Oh, let's have a little Friday morning weeper to bring us into the last work day this week, yes? A little sad sad song about some boy. "This Boy," I guess. Oh, how I love the Beatles singing this song.
There's something that irks me about this song, and it's that Paul has tried to take credit for co-authorship. I've spoken before about my suspicion that a faulty memory, a belief in his own awesomeness, and an instinct to protect his legacy from those who would crown John Lennon King of the Beatles have all led Paul to revise history somewhat and occasionally take credit for songs that weren't his. And "This Boy" is a prime example of this. According to John, this song was his, and that's been the generally accepted feeling for a while. Until recently-- I think I first heard of Paul trying to say he co-wrote "This Boy" in Many Years from Now by Barry Miles, a very good book that relies almost entirely on Paul's reminiscences. But the books I've read that were published before that one (and I haven't read every single one, of course, but I have read several) put this song in John's corner unambiguously, which leads me to believe Paul didn't try to put in a claim for "This Boy" until the Miles book, which pubbed in 1998. If I'm wrong about this, do please correct me, but this is what I remember.

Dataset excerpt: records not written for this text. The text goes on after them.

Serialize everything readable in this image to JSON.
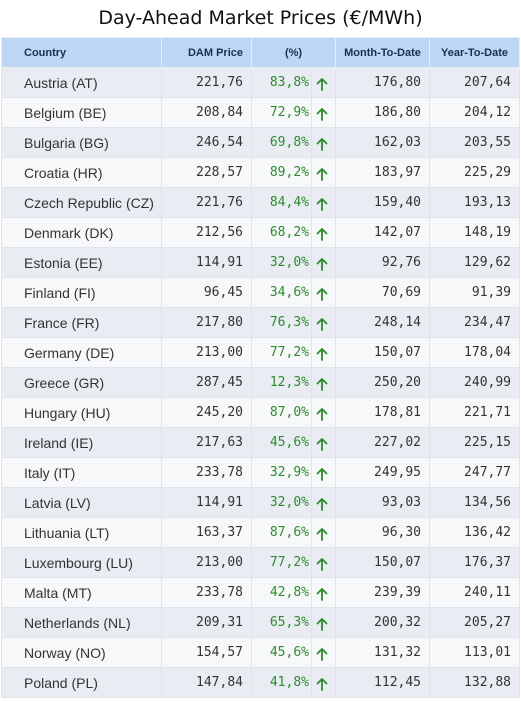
{
  "title": "Day-Ahead Market Prices (€/MWh)",
  "colors": {
    "header_bg": "#bcd6f3",
    "up": "#2e8b2e"
  },
  "headers": {
    "country": "Country",
    "dam_price": "DAM Price",
    "pct": "(%)",
    "mtd": "Month-To-Date",
    "ytd": "Year-To-Date"
  },
  "rows": [
    {
      "country": "Austria (AT)",
      "price": "221,76",
      "pct": "83,8%",
      "trend": "up",
      "mtd": "176,80",
      "ytd": "207,64"
    },
    {
      "country": "Belgium (BE)",
      "price": "208,84",
      "pct": "72,9%",
      "trend": "up",
      "mtd": "186,80",
      "ytd": "204,12"
    },
    {
      "country": "Bulgaria (BG)",
      "price": "246,54",
      "pct": "69,8%",
      "trend": "up",
      "mtd": "162,03",
      "ytd": "203,55"
    },
    {
      "country": "Croatia (HR)",
      "price": "228,57",
      "pct": "89,2%",
      "trend": "up",
      "mtd": "183,97",
      "ytd": "225,29"
    },
    {
      "country": "Czech Republic (CZ)",
      "price": "221,76",
      "pct": "84,4%",
      "trend": "up",
      "mtd": "159,40",
      "ytd": "193,13"
    },
    {
      "country": "Denmark (DK)",
      "price": "212,56",
      "pct": "68,2%",
      "trend": "up",
      "mtd": "142,07",
      "ytd": "148,19"
    },
    {
      "country": "Estonia (EE)",
      "price": "114,91",
      "pct": "32,0%",
      "trend": "up",
      "mtd": "92,76",
      "ytd": "129,62"
    },
    {
      "country": "Finland (FI)",
      "price": "96,45",
      "pct": "34,6%",
      "trend": "up",
      "mtd": "70,69",
      "ytd": "91,39"
    },
    {
      "country": "France (FR)",
      "price": "217,80",
      "pct": "76,3%",
      "trend": "up",
      "mtd": "248,14",
      "ytd": "234,47"
    },
    {
      "country": "Germany (DE)",
      "price": "213,00",
      "pct": "77,2%",
      "trend": "up",
      "mtd": "150,07",
      "ytd": "178,04"
    },
    {
      "country": "Greece (GR)",
      "price": "287,45",
      "pct": "12,3%",
      "trend": "up",
      "mtd": "250,20",
      "ytd": "240,99"
    },
    {
      "country": "Hungary (HU)",
      "price": "245,20",
      "pct": "87,0%",
      "trend": "up",
      "mtd": "178,81",
      "ytd": "221,71"
    },
    {
      "country": "Ireland (IE)",
      "price": "217,63",
      "pct": "45,6%",
      "trend": "up",
      "mtd": "227,02",
      "ytd": "225,15"
    },
    {
      "country": "Italy (IT)",
      "price": "233,78",
      "pct": "32,9%",
      "trend": "up",
      "mtd": "249,95",
      "ytd": "247,77"
    },
    {
      "country": "Latvia (LV)",
      "price": "114,91",
      "pct": "32,0%",
      "trend": "up",
      "mtd": "93,03",
      "ytd": "134,56"
    },
    {
      "country": "Lithuania (LT)",
      "price": "163,37",
      "pct": "87,6%",
      "trend": "up",
      "mtd": "96,30",
      "ytd": "136,42"
    },
    {
      "country": "Luxembourg (LU)",
      "price": "213,00",
      "pct": "77,2%",
      "trend": "up",
      "mtd": "150,07",
      "ytd": "176,37"
    },
    {
      "country": "Malta (MT)",
      "price": "233,78",
      "pct": "42,8%",
      "trend": "up",
      "mtd": "239,39",
      "ytd": "240,11"
    },
    {
      "country": "Netherlands (NL)",
      "price": "209,31",
      "pct": "65,3%",
      "trend": "up",
      "mtd": "200,32",
      "ytd": "205,27"
    },
    {
      "country": "Norway (NO)",
      "price": "154,57",
      "pct": "45,6%",
      "trend": "up",
      "mtd": "131,32",
      "ytd": "113,01"
    },
    {
      "country": "Poland (PL)",
      "price": "147,84",
      "pct": "41,8%",
      "trend": "up",
      "mtd": "112,45",
      "ytd": "132,88"
    }
  ]
}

But even if I am wrong about the pub dates and stuff, I don't NEED the books to back it up, because if you know anything about the way John and Paul wrote, it's totally a John song. Sure, I mean, this is an early song, when the band collaborated on stuff a lot, and I'm not saying Paul didn't contribute a few lyrics or something. But there's no way this is another "She Loves You"-- this was not written in equal partnership. I just don't hear that. "This Boy" was written as a tribute to Smokey Robinson, whom John worshipped and tried to emulate all the time (other moments in which John tries to do Smokey Robinson: "Yes It Is," "Not a Second Time," "All I've Got to Do," probably others; whereas I'm not sure Paul ever did so consciously). And its dense three-part harmonies are a total John-ism, not to mention its lyric all about jealousy and insecurity. So Paul, I'm sorry, but I just don't buy your argument here. I'm giving this one to John.
Now that I've settled that one to my satisfaction (though again, feel free to quibble) I can write about how much I love "This Boy." I am a sucker for some tight vocal harmonies and some good singing, and "This Boy" has heaps of both. It also features a lazily groovy bass line from Paul and some nice jangly guitar work from George, which keep the song tight and well-structured and stuff, but are still just bonuses to me in the midst of all the beeyooteeful singing. So about the singing: John is taking the bottom part of the three-part harmonies here, with George in the middle and Paul on top. And John's vocal line, just the tiniest bit breathy and at the low end of his range, has this sweet seductive quality that grounds the earnestness of the other two, don't you think? And the fact that he's been singing so low just makes it crazy crazy ecstatic when he goes high and pleading and screamy and weepy in the bridge. Totally one of John's best vocal moments. Yow.
"This Boy" was a fun one to do live, but the close harmonies required actually being able to hear each other over the screaming of the fangirls, which led to situations like this one from their first American show at the Washington Coliseum. It was a weird show anyway-- the boxing-style arena forced the band to rearrange themselves between songs to face a different portion of the crowd-- but the sight of John, Paul, and George all crammed around one mic for "This Boy" is pretty funny.
Of course, they had to do the same thing on their second Ed Sullivan appearance. (This version has more prominent drumming, which I actually kind of like. Also, dig how the girls lose their minds when John comes out of the bridge.)
That sweet 12/8 time has me swaying in my desk chair and sighing girlishly to myself. Oh, "This Boy," how I love you.
"This Boy," released in the U.K. as a B-side to "I Want to Hold Your Hand," November 29, 1963; in the U.S. side A track 3 of Meet the Beatles, January 20, 1964.